Simulation of Three-Dimensional Pore-Pressure Distribution for Slope-Stability Analysis
A 3D groundwater flow model was constructed using MINEDW  to simulate pore pressure at the Chuquicamata open pit mine slope in Chile. Three main factors required the implementation of a 3D model for the prediction of pore pressures: (1) discrete zones of recharge in the gravel zone lead to the non-uniform flow field; (2) the low-permeability west fault and shear zones maintain the non-hydrostatic pore-pressure distribution with depth during mining; and (3) the drainage gallery causes localized depressurization. In addition, a zone of relaxation (ZOR) was observed at the site. Simulations of the development of the ZOR according to the mining schedule are important in the prediction of pore-pressure distribution within the slope.

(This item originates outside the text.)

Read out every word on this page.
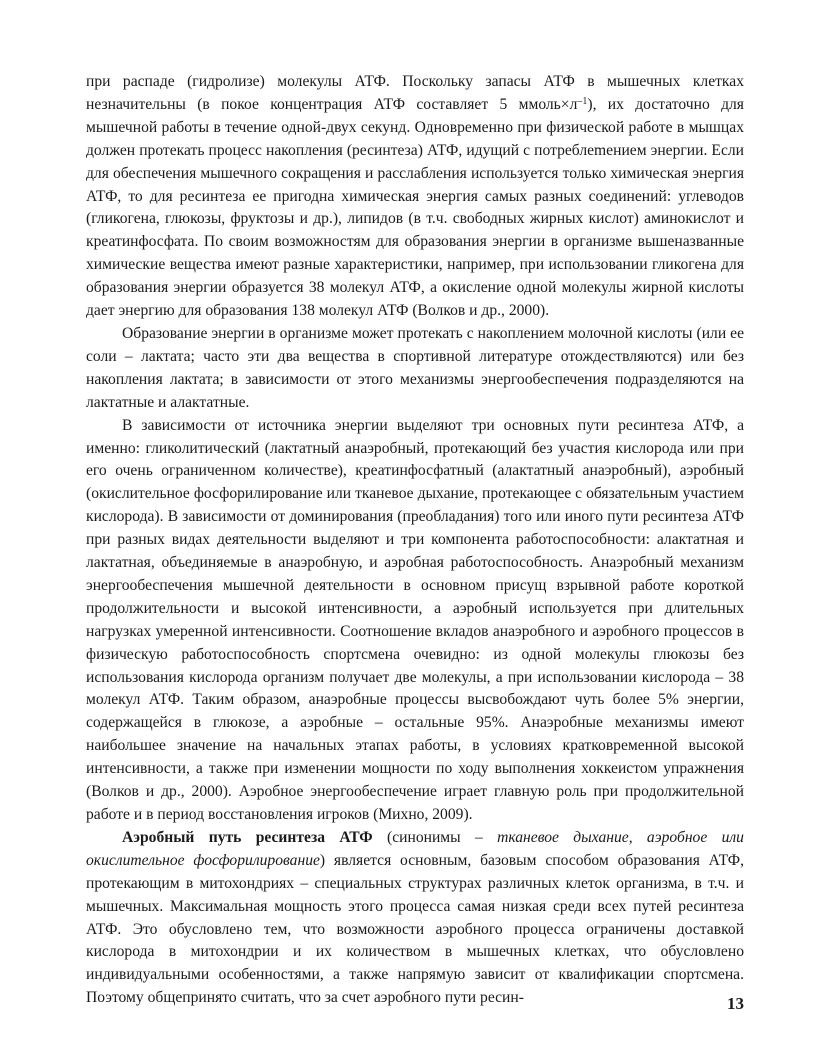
при распаде (гидролизе) молекулы АТФ. Поскольку запасы АТФ в мышечных клетках незначительны (в покое концентрация АТФ составляет 5 $ммоль\times л^{-1}$), их достаточно для мышечной работы в течение одной-двух секунд. Одновременно при физической работе в мышцах должен протекать процесс накопления (ресинтеза) АТФ, идущий с потреблеmением энергии. Если для обеспечения мышечного сокращения и расслабления используется только химическая энергия АТФ, то для ресинтеза ее пригодна химическая энергия самых разных соединений: углеводов (гликогена, глюкозы, фруктозы и др.), липидов (в т.ч. свободных жирных кислот) аминокислот и креатинфосфата. По своим возможностям для образования энергии в организме вышеназванные химические вещества имеют разные характеристики, например, при использовании гликогена для образования энергии образуется 38 молекул АТФ, а окисление одной молекулы жирной кислоты дает энергию для образования 138 молекул АТФ (Волков и др., 2000).

Образование энергии в организме может протекать с накоплением молочной кислоты (или ее соли – лактата; часто эти два вещества в спортивной литературе отождествляются) или без накопления лактата; в зависимости от этого механизмы энергообеспечения подразделяются на лактатные и алактатные.

В зависимости от источника энергии выделяют три основных пути ресинтеза АТФ, а именно: гликолитический (лактатный анаэробный, протекающий без участия кислорода или при его очень ограниченном количестве), креатинфосфатный (алактатный анаэробный), аэробный (окислительное фосфорилирование или тканевое дыхание, протекающее с обязательным участием кислорода). В зависимости от доминирования (преобладания) того или иного пути ресинтеза АТФ при разных видах деятельности выделяют и три компонента работоспособности: алактатная и лактатная, объединяемые в анаэробную, и аэробная работоспособность. Анаэробный механизм энергообеспечения мышечной деятельности в основном присущ взрывной работе короткой продолжительности и высокой интенсивности, а аэробный используется при длительных нагрузках умеренной интенсивности. Соотношение вкладов анаэробного и аэробного процессов в физическую работоспособность спортсмена очевидно: из одной молекулы глюкозы без использования кислорода организм получает две молекулы, а при использовании кислорода – 38 молекул АТФ. Таким образом, анаэробные процессы высвобождают чуть более 5% энергии, содержащейся в глюкозе, а аэробные – остальные 95%. Анаэробные механизмы имеют наибольшее значение на начальных этапах работы, в условиях кратковременной высокой интенсивности, а также при изменении мощности по ходу выполнения хоккеистом упражнения (Волков и др., 2000). Аэробное энергообеспечение играет главную роль при продолжительной работе и в период восстановления игроков (Михно, 2009).

Аэробный путь ресинтеза АТФ (синонимы – тканевое дыхание, аэробное или окислительное фосфорилирование) является основным, базовым способом образования АТФ, протекающим в митохондриях – специальных структурах различных клеток организма, в т.ч. и мышечных. Максимальная мощность этого процесса самая низкая среди всех путей ресинтеза АТФ. Это обусловлено тем, что возможности аэробного процесса ограничены доставкой кислорода в митохондрии и их количеством в мышечных клетках, что обусловлено индивидуальными особенностями, а также напрямую зависит от квалификации спортсмена. Поэтому общепринято считать, что за счет аэробного пути ресин-	13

The model was calibrated against measured water levels, pore pressures, drains, and seepage rates. The calibrated model was then used to simulate and predict pore-pressure distribution in the pit walls for different time periods. Specifically, the model was able to capture the non-hydrostatic, transient nature of the pore pressures with depth in the granodiorite west of the shear zone, in the shear zone, and along the west fault. The model also simulated the ZOR for the first 150 m below the pit bench with enhanced hydraulic conductivity values according to the excavation schedule. Simulated transient 3D pore-pressure distribution provides a more realistic input to 3DEC slope-stability analyses.
Liu, H., F. Duran del Valle, J. Xiang, and B. Șener Kaya. 2012. Simulation of three-dimensional pore-pressure distribution for slope-stability analysis. 46th US Rock Mechanics/Geomechanics Symposium, Chicago, IL, 24-27 June.